Most humans who are infected by it endure mild to severe diarrhea, but about 8 percent of people who ingest it will develop HUS, which can lead to kidney failure. Some of the symptoms of HUS include weakness, paleness and less frequent urination.

"We have a confirmed case," said Deb Millsap, spokesperson for the Collier County Health Department. "We are in close contact with our case. They've been monitored from the point that they had diarrhea. The person is doing well and recovering. We're still in contact."

On Monday a Pasco County girl's death was being investigated for possible connections with HUS, but Lindsay Hodges, a spokesperson for the state health department, said the girl was not on the state's list of confirmed cases.

The state said each of the 14 had visited either the Strawberry Festival in Plant City or the Central Florida Fair in Orlando. Nine of the confirmed cases live in Orange County, two in Volusia and one each in Seminole, Pasco and Collier. Two of the cases are adults and 12 are children.

Millsap said children may have been petting the animals or riding the ponies and then touching their mouths, but added that the infection could have come from anywhere.

Anyone who attended the fairs and have symptoms should contact their physician, she said.

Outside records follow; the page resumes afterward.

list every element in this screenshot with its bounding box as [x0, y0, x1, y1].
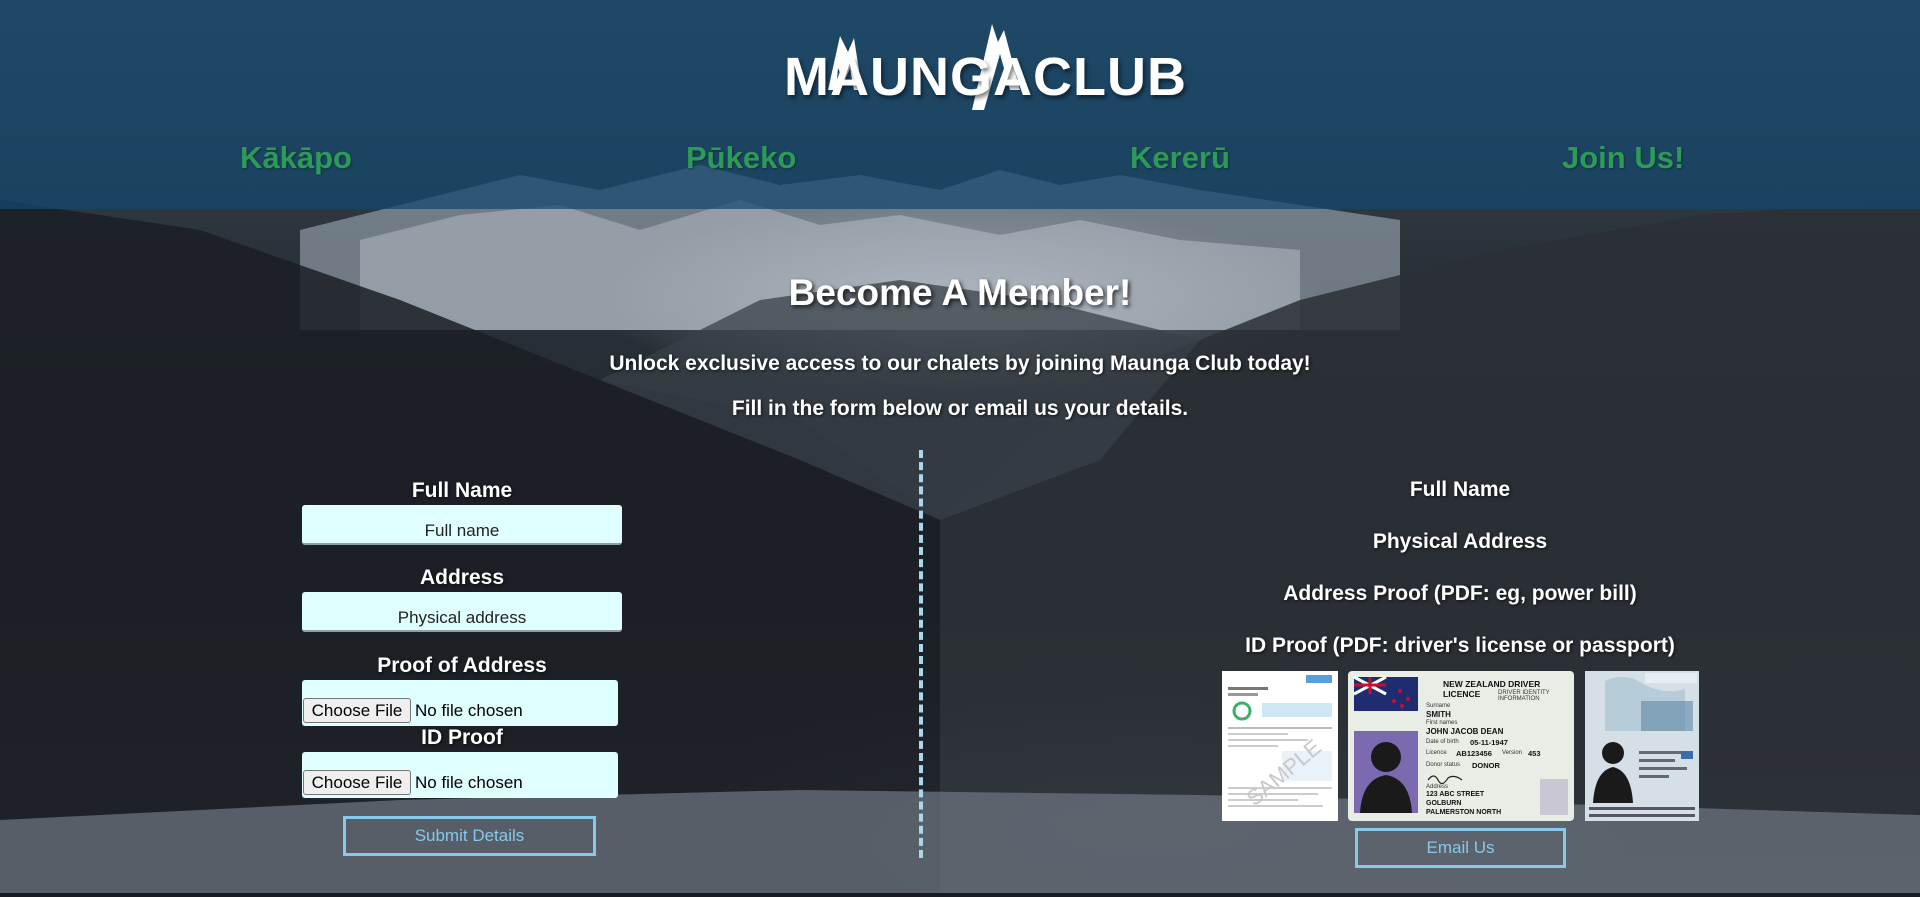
nav-link-kereru[interactable]: Kererū	[1130, 140, 1230, 176]
licence-number-label: Licence	[1426, 750, 1447, 756]
submit-details-button[interactable]: Submit Details	[343, 816, 596, 856]
licence-address-line: 123 ABC STREET	[1426, 791, 1485, 798]
licence-first-names: JOHN JACOB DEAN	[1426, 727, 1504, 736]
licence-dob-label: Date of birth	[1426, 739, 1459, 745]
choose-file-button[interactable]: Choose File	[303, 698, 411, 723]
section-divider	[919, 450, 923, 858]
footer-edge	[0, 893, 1920, 897]
choose-file-button[interactable]: Choose File	[303, 770, 411, 795]
full-name-label: Full Name	[411, 479, 513, 502]
licence-subtitle: DRIVER IDENTITY INFORMATION	[1498, 690, 1550, 702]
sample-driver-licence-image: NEW ZEALAND DRIVER LICENCE DRIVER IDENTI…	[1348, 671, 1574, 821]
licence-version: 453	[1528, 749, 1541, 758]
licence-address-line: PALMERSTON NORTH	[1426, 809, 1502, 816]
sample-passport-image	[1585, 671, 1699, 821]
licence-first-names-label: First names	[1426, 720, 1458, 726]
licence-surname-label: Surname	[1426, 703, 1451, 709]
licence-dob: 05-11-1947	[1470, 738, 1508, 747]
email-item-address-proof: Address Proof (PDF: eg, power bill)	[1283, 582, 1637, 605]
page-title: Become A Member!	[788, 272, 1132, 313]
site-header: MAUNGACLUB Kākāpo Pūkeko Kererū Join Us!	[0, 0, 1920, 209]
maunga-club-logo[interactable]: MAUNGACLUB	[784, 18, 1187, 118]
address-input[interactable]	[302, 592, 622, 632]
nav-link-kakapo[interactable]: Kākāpo	[240, 140, 352, 176]
id-proof-label: ID Proof	[421, 726, 503, 749]
address-label: Address	[419, 566, 505, 589]
licence-signature	[1427, 775, 1463, 784]
licence-donor: DONOR	[1472, 761, 1500, 770]
licence-surname: SMITH	[1426, 710, 1451, 719]
email-item-id-proof: ID Proof (PDF: driver's license or passp…	[1245, 634, 1675, 657]
proof-of-address-file-input[interactable]: Choose File No file chosen	[302, 680, 618, 726]
email-item-physical-address: Physical Address	[1372, 530, 1548, 553]
logo-text: MAUNGACLUB	[784, 47, 1187, 107]
intro-text: Unlock exclusive access to our chalets b…	[609, 352, 1311, 375]
email-item-full-name: Full Name	[1409, 478, 1511, 501]
id-proof-file-input[interactable]: Choose File No file chosen	[302, 752, 618, 798]
file-status: No file chosen	[415, 773, 523, 792]
licence-address-line: GOLBURN	[1426, 800, 1462, 807]
nav-link-join-us[interactable]: Join Us!	[1562, 140, 1684, 176]
licence-number: AB123456	[1456, 749, 1492, 758]
email-us-button[interactable]: Email Us	[1355, 828, 1566, 868]
file-status: No file chosen	[415, 701, 523, 720]
nav-link-pukeko[interactable]: Pūkeko	[686, 140, 796, 176]
licence-version-label: Version	[1502, 750, 1523, 756]
intro-instructions: Fill in the form below or email us your …	[731, 397, 1189, 420]
full-name-input[interactable]	[302, 505, 622, 545]
licence-donor-label: Donor status	[1426, 762, 1461, 768]
licence-address-label: Address	[1426, 784, 1449, 790]
sample-power-bill-image: SAMPLE	[1222, 671, 1338, 821]
proof-of-address-label: Proof of Address	[377, 654, 547, 677]
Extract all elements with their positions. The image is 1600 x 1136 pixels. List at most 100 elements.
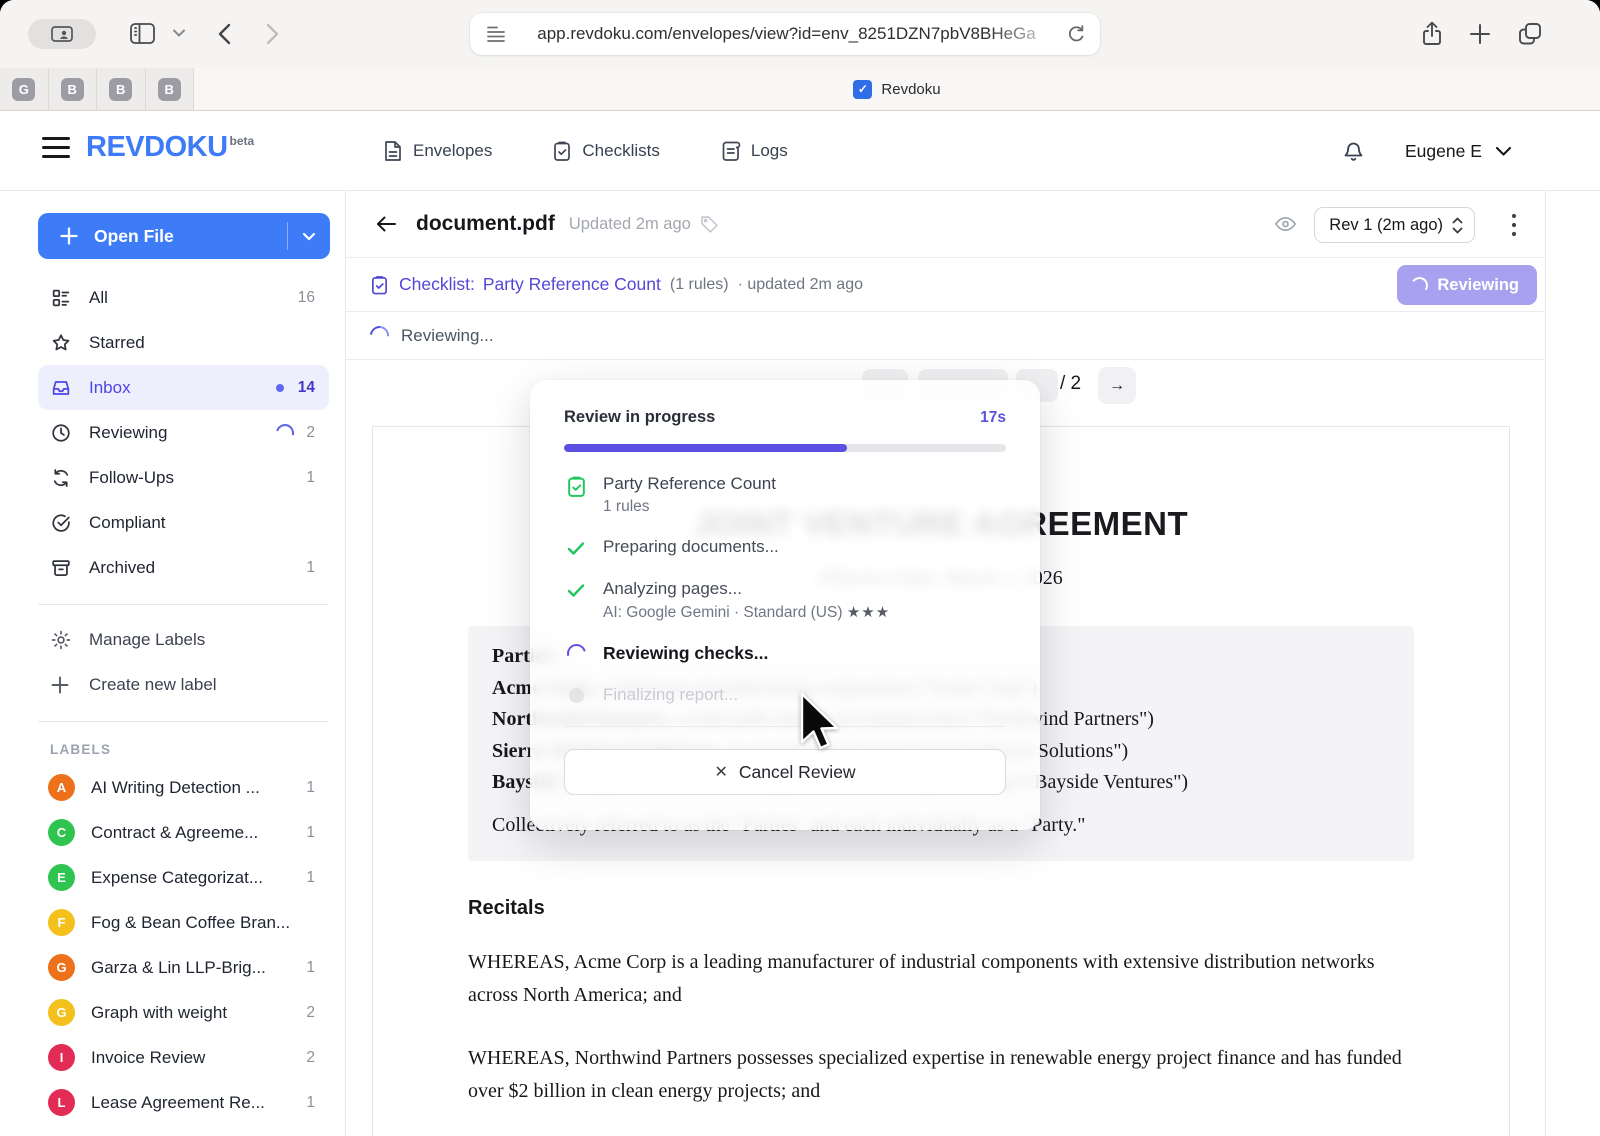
cancel-review-button[interactable]: ✕ Cancel Review [564,749,1006,795]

"Although the state is investigating the festival, it's not sure if it was the petting zoo, the pony rides," Millsap said. "It also could've been things like milking demonstrations or a food handler that was contaminated.

"If an infant was walking around the petting zoo or the animals in a barn and falls in the ground, they can get E. coli from the feces of the animals," she said. "If later they touch their clothes and put their hand in their mouth like kids do, that could be a form of transmission."